A lot has happened since he left us. There has been a significant economic crash as well as the pandemic with its’ huge social upheaval and I sometimes find myself wondering how he would react to those changes and how he’d voice his opinion on our ‘new normal’. One of the things that's clear is that the issue of suicide and self-harm here in Ireland isn’t going away.
In 2019 there were 141 deaths on our roads. Of those 16 were motorcyclists. While one death is far too many we have seen a gradual fall in these awful numbers. This is largely because of the work put in by the people in An Garda and the RSA as well as better built and managed roads. This is in addition to the leaps and bounds made in better, safer vehicles and PPE.
What’s really shocking is that in the same year there were a staggering 599 deaths in Ireland, both north and south, recorded as suicides. Organisations such as Pieta House and The Samaritans do huge work in helping those who are finding things a bit rough as well as those who are left behind when someone doesn’t survive.

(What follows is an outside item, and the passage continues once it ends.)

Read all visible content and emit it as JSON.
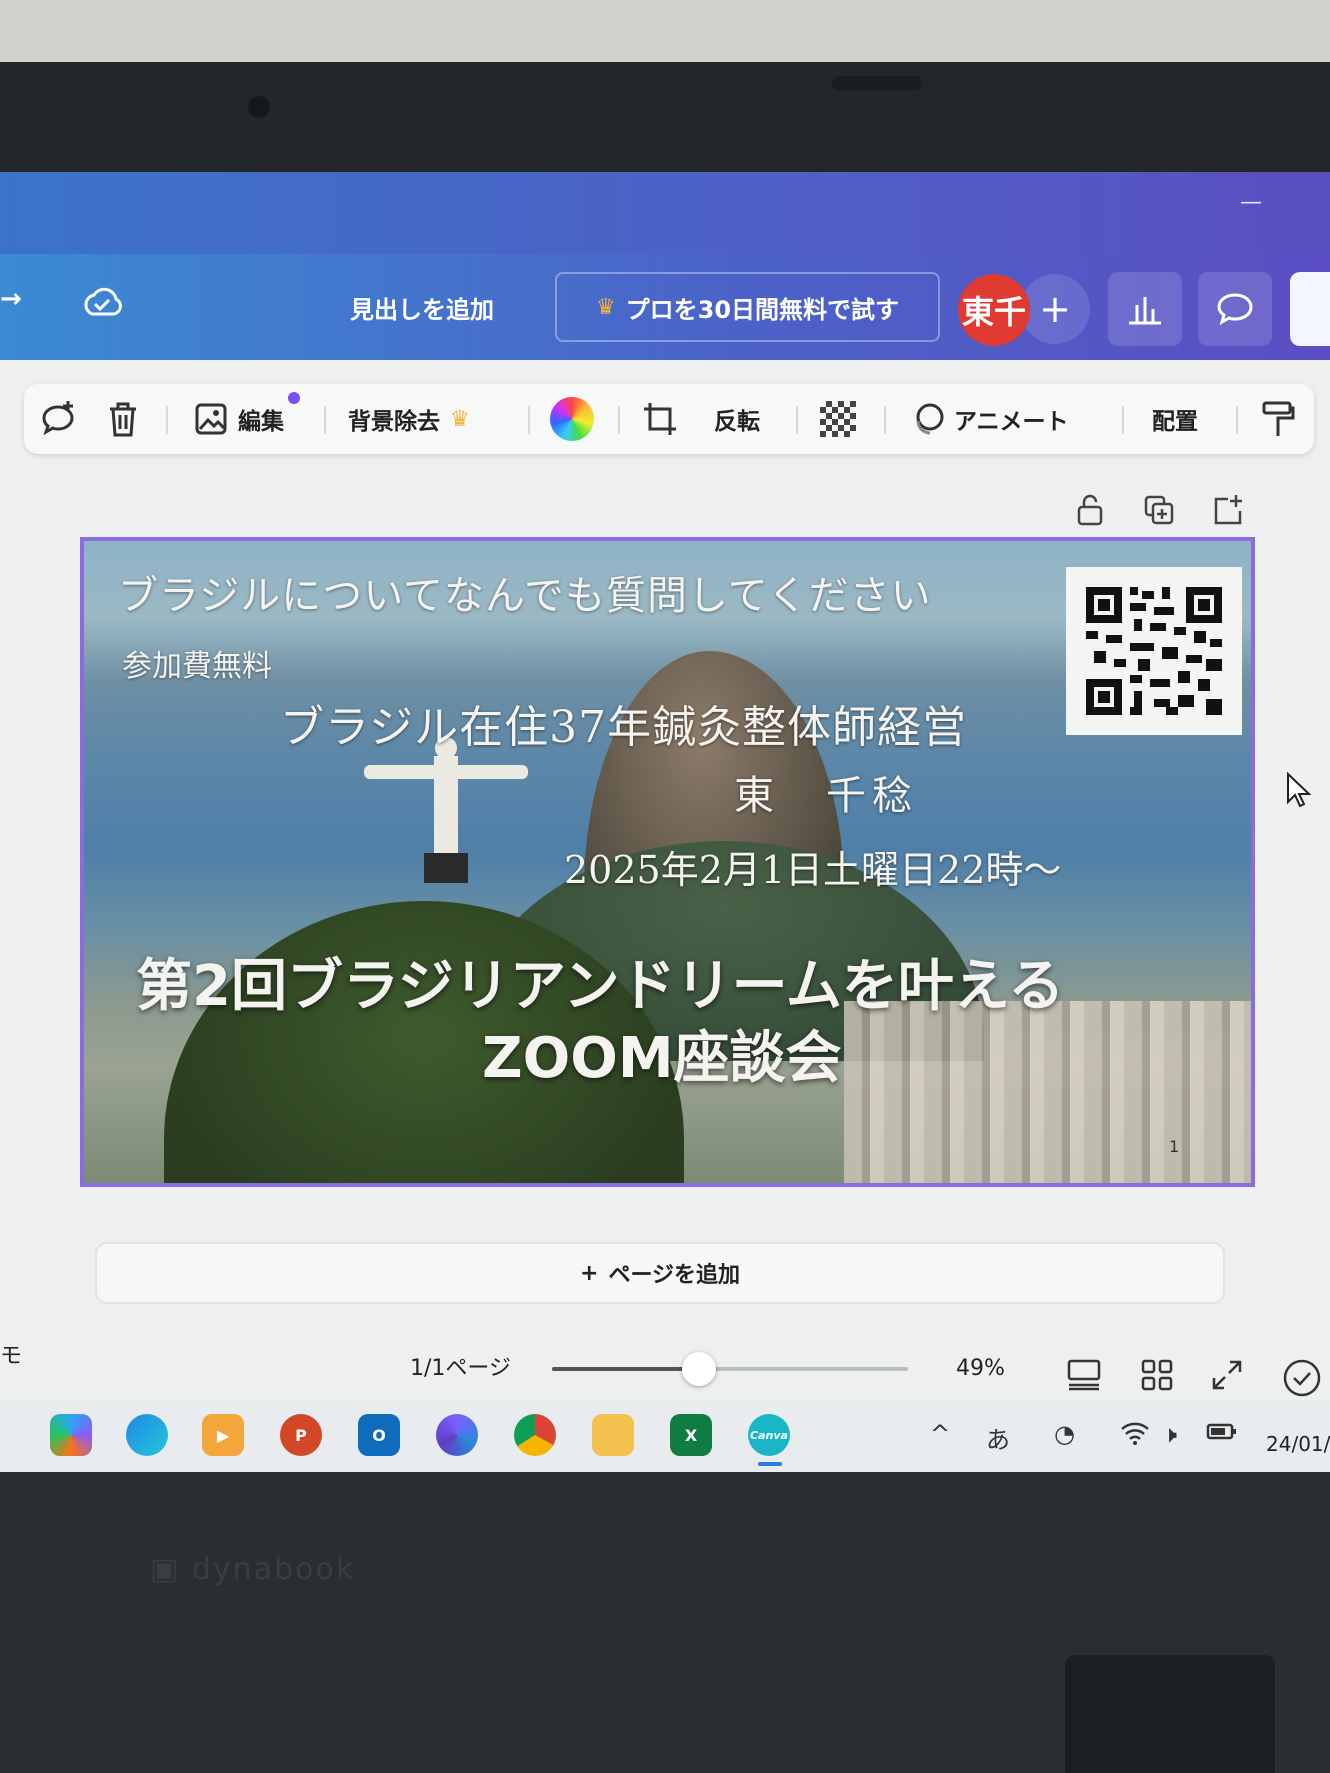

Here at the motorcyclesonline we’re delighted to be supporting Pieta House and knowing that they do so much to help those who suffer so awfully and in such silence is something that really works for us.
If you need someone to talk to, or you’re finding things difficult, the Samaritans’ free helpline is at 116123, or you can email jo@samaritans.ie or jo@samaritans.org. Pieta’s free helpline is at 1800-247247, or text ‘help’ to 51444. The services that both offer are completely confidential, free of charge and really do work.
Until next month, ride safe
*Names have been changed at the request of the family.